The federal government had subsidized Warren even after the tariffs dropped, including giving the company $1.4 million last October.
The congressman had visited the Warren mill complex many times.
"Visiting that place was always kind of exciting to me, being able to see actual looms clattering away. A sight that goes back to the origins of this state," he said. "I see it as a sad milestone."
When asked if the federal money was wasted on a firm that failed so soon after receiving it, Courtney said that no one has a crystal ball for how companies will perform. "I'll leave that to others to Monday morning quarterback," he said.
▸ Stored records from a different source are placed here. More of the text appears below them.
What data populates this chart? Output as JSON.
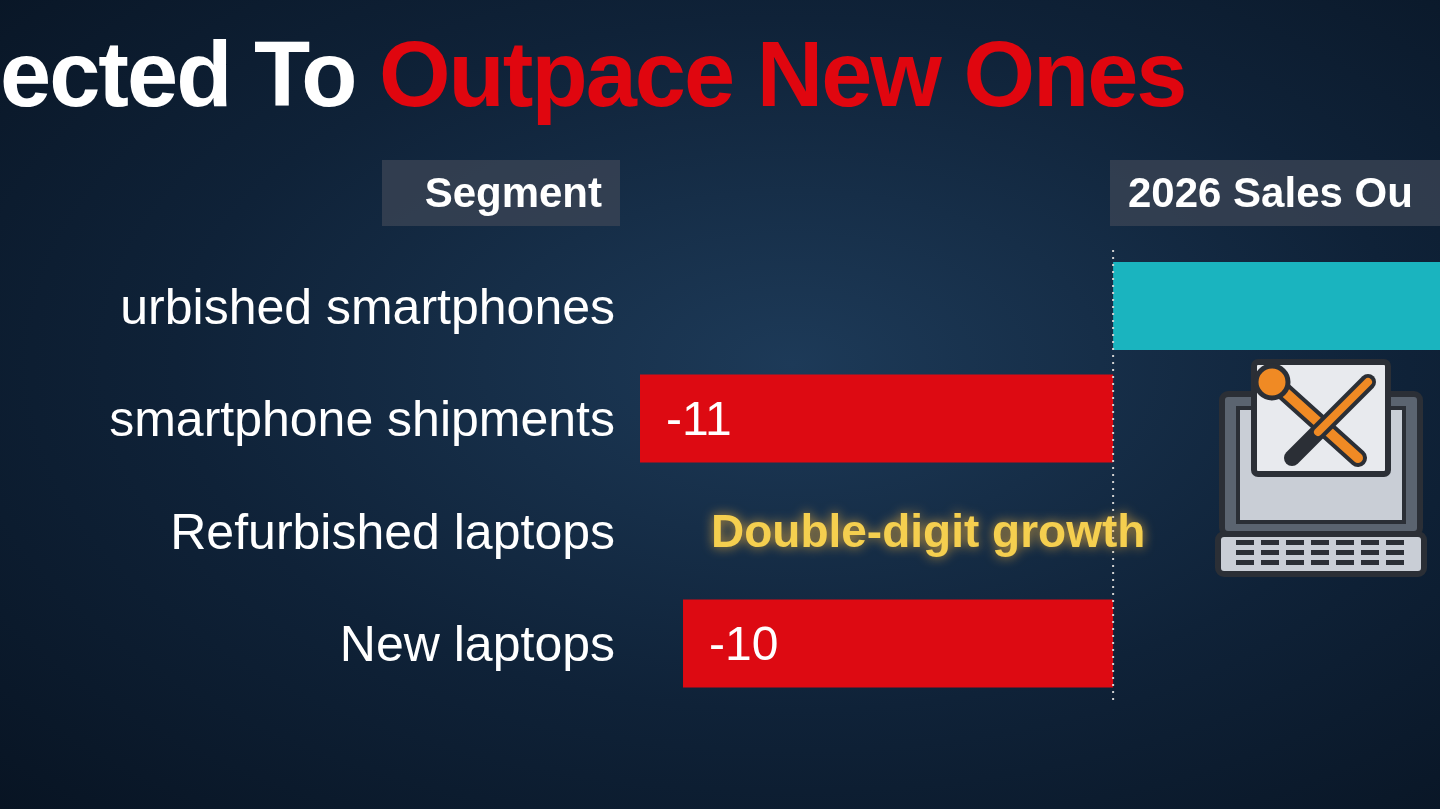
{
  "chart_data": {
    "type": "bar",
    "orientation": "horizontal",
    "title": "ected To Outpace New Ones",
    "ylabel": "Segment",
    "xlabel": "2026 Sales Ou",
    "categories": [
      "urbished smartphones",
      "smartphone shipments",
      "Refurbished laptops",
      "New laptops"
    ],
    "values": [
      7.6,
      -11,
      null,
      -10
    ],
    "colors": [
      "#1ab4bf",
      "#dd0a12",
      null,
      "#dd0a12"
    ],
    "value_labels": [
      null,
      "-11",
      null,
      "-10"
    ],
    "xlim": [
      -11,
      7.6
    ],
    "tick_labels": "y",
    "ref_lines": [
      {
        "axis": "x",
        "value": 0,
        "line_style": "dotted",
        "color": "#d0d0d0"
      }
    ],
    "annotations": [
      "Double-digit growth"
    ]
  }
}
Although there are still a few firms in the state making textiles — Ahlstrom in Windsor Locks, Lydall in Manchester, Uretek in New Haven — those companies make technical fabrics, coated materials that are often used for industrial purposes, not the kind of wool, cotton or silk that were fashioned into clothes for men and women throughout the country.
But the nearly century-long decline of mills in eastern Connecticut, as production moved to the South, then to Mexico, and then to Asia, is almost background noise at this point.
Stafford First Selectman Richard Shuck didn't remember the list of mills that started closing in the 1950s — Riverside Woolen Co., Swift River, Glenville Worsted and Stafford Worsted — and he barely remembered Cyril Johnson, the upholsterer that Loro Piana closed when it bought the mills.
"I was born in 1968, they were all way before my time," he said. But, still, he said, it's sad that Warren is closing. "Warren is part of the history of Stafford; it's part of what made Stafford Stafford."
A customer at Matty's Barber Shop, around the corner from the complex on Furnace Avenue, said that he drove by the buildings all the time but didn't know what was inside. He said that he has lived in Stafford for 20 years and thought that all the mills were already closed.
The woman cutting his hair worked at Warren as a mender at minimum wage for just 90 days at age 18, 16 years ago. She said that aside from the effect on the families of the workers there, its closing won't make much of a difference in Stafford.